Gasoline Gains as Obama, Congress to Resume U.S. Budget Talks
Futures rose as Congress will also return to Washington tomorrow to continue discussions five days before a deadline to strike a deal to avoid automatic spending cuts and tax increases known as the fiscal cliff. Negotiations before the Christmas holiday ended in an impasse.
“The market was surprised that President Obama cut short his vacation to return to Washington for more negotiations and is optimistic that some deal will come to pass,” said Andy Lipow, president of Lipow Oil Associates LLC in Houston.

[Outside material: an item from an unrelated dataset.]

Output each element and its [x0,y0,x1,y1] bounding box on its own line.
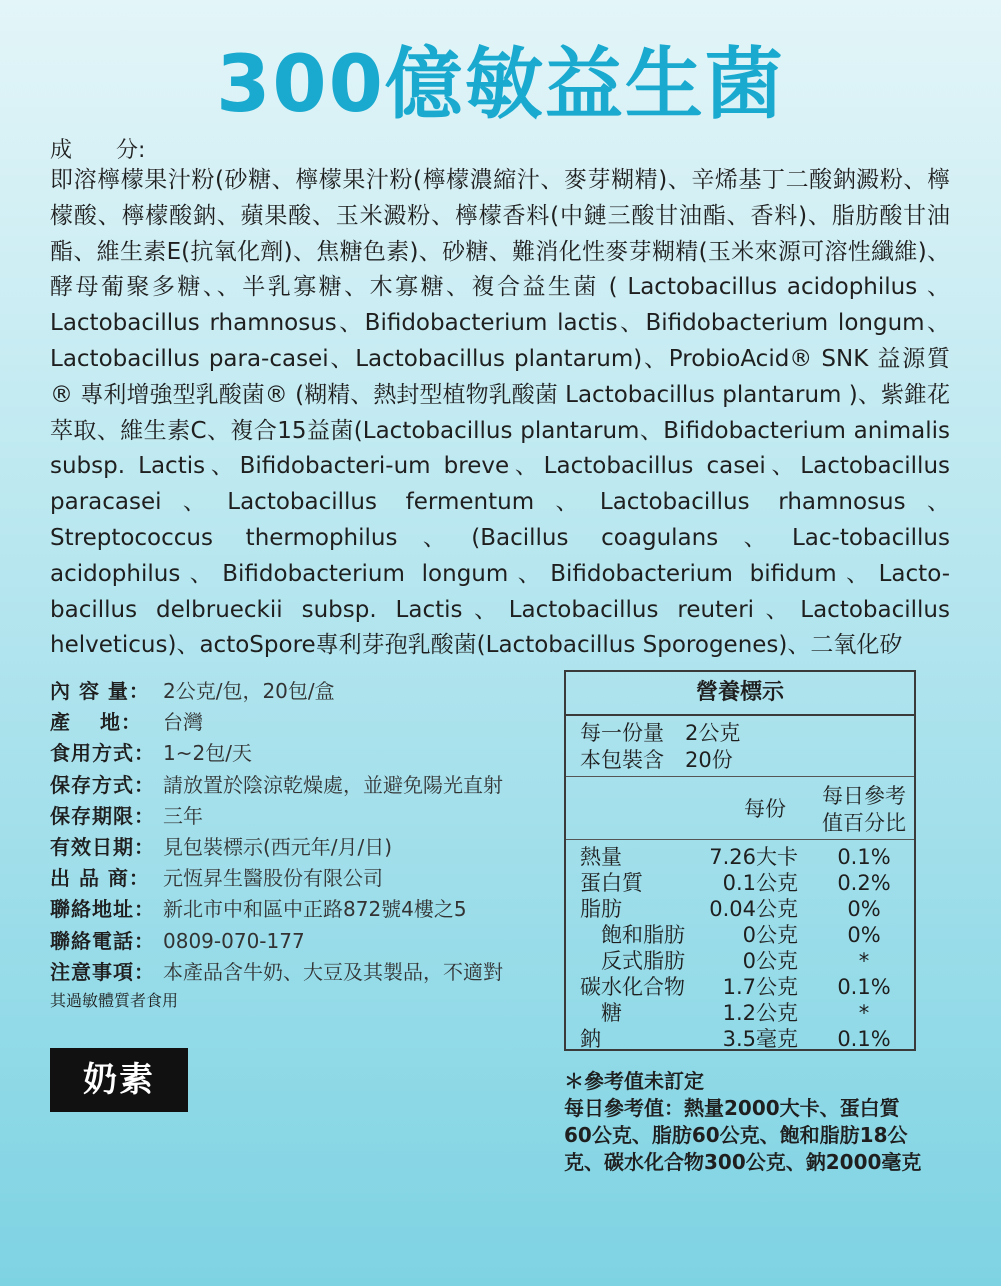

Gasoline for January delivery rose 6.14 cents, or 2.2 percent, to $2.812 a gallon at 12:53 p.m. on the New York Mercantile Exchange. Prices touched $2.8243, the highest intraday price since Oct. 31, and are up 4.7 percent this year.
Gasoline volume was 57 percent below the average of the past 100 days. Heating oil volume was 59 percent below average.
If Obama and Congress don’t strike a deal, more than $600 billion in tax increases and spending cuts will automatically take effect Jan. 1, threatening to cause the economy to slip into a recession.
“That is what has triggered the price gain, but just because they’re returning doesn’t mean anybody has changed their minds,” said Gene McGillian, an analyst and broker at Tradition Energy in Stamford, Connecticut.
The Energy Department is scheduled to report last week’s inventories at 11 a.m. on Dec. 28, two days later than usual because of the Christmas holiday. The department will probably report that gasoline stockpiles rose 700,000 barrels and distillate supplies declined 1 million barrels, according to the median estimate of nine analysts in a survey by Bloomberg.
Heating oil for January delivery rose 4.41 cents, or 1.5 percent, to $3.0463 a gallon on the exchange, extending this year’s increase to 3.8 percent.
The average nationwide cost for regular gasoline was unchanged at $3.247 a gallon, AAA said today on its website.